Armoe troef in het kansenbeleid

Tekst Paul Jungbluth
Gepubliceerd op 07-03-2017
Paul Jungbluth - Ingewijden verwachten dat er na de komende verkiezingen meer kansenbudget los komt. Maar wat gaan we ermee doen?

In onderwijsland is niet ieder gelijk, daar moet immers worden gedifferentieerd. Hoe? Een eeuw geleden was het helder: het leerplan moest aangepast aan de wijk waarin de leerling woont. En natuurlijk aan diens sekse. In die traditionele opvatting hoefde lang niet iedereen leren zinsontleden, begrijpend leren lezen, laat staan leren werken met naald en draad. Ieder hoorde in zijn eigen hokje met eigen receptuur, sociaal bepaald.

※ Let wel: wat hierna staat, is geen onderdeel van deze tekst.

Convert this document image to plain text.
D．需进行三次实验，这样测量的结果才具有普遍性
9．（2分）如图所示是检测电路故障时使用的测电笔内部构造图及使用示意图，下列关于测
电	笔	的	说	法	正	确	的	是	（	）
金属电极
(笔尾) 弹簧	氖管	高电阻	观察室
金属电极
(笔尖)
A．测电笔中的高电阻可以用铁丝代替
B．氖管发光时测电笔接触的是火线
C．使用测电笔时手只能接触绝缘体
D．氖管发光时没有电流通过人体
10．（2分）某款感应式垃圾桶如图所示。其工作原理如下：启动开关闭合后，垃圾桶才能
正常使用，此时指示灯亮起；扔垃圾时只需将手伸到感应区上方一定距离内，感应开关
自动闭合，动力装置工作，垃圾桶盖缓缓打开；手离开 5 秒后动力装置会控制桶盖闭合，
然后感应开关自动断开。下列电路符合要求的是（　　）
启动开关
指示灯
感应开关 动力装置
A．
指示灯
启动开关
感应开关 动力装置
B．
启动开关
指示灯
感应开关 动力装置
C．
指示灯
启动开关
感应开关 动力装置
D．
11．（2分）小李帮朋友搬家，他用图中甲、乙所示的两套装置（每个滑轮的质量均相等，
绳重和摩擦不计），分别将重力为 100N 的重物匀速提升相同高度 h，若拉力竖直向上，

Tegenwoordig weten we beter, ten minste in theorie. In het kansenbeleid is differentiatie juist nodig omdat er bij een grote groep leerlingen moet worden gecompenseerd voor wat thuis ontbreekt. Extra intensief onderwijs dus en direct reageren als leerstof niet wordt opgepikt: compenseren en remediëren, desnoods buiten de normale schooluren of schooldagen. Zulk compensatie-onderwijs betekent: afscheid nemen van het idee dat grote groepen leerlingen het toch niet zullen halen, afscheid nemen van lage leerdoelen voor leerlingen uit achterstandsgroepen. Extra aandacht juist voor kansarme groepen en natuurlijk vraagt dat extra budget voor de scholen waar ze zitten.

Kansenongelijkheid

In grote delen van het onderwijsveld is het afscheid van de traditie en het omarmen van de kansenstrategie nog niet gelukt. Dat blijkt uit de almaar voortdurende kansenongelijkheid. Ongeveer drie keer vaker dan de kansrijken zitten kinderen uit het laagste inkomenskwartiel in de laagste typen van het voortgezet onderwijs. En omgekeerd zit het kroost van de kwart best verdienende ouders drie keer vaker in de hoogste schooltypen. Dat meldt het ministerie nog in 2010. Er volgt op dat bericht dan geen groot verhaal, zoals dat wel gebeurde in de jaren zeventig en nog lang daarna. Niet over de onwaarschijnlijkheid van een zo rigoureuze talentenverdeling. Niet over de kennelijke ondeugdelijkheid van het aangeboden onderwijs. Niet over de noodzakelijke herbeleving van het kansenbeleid, dat er intussen wel bij ligt als een kwijnend vogeltje.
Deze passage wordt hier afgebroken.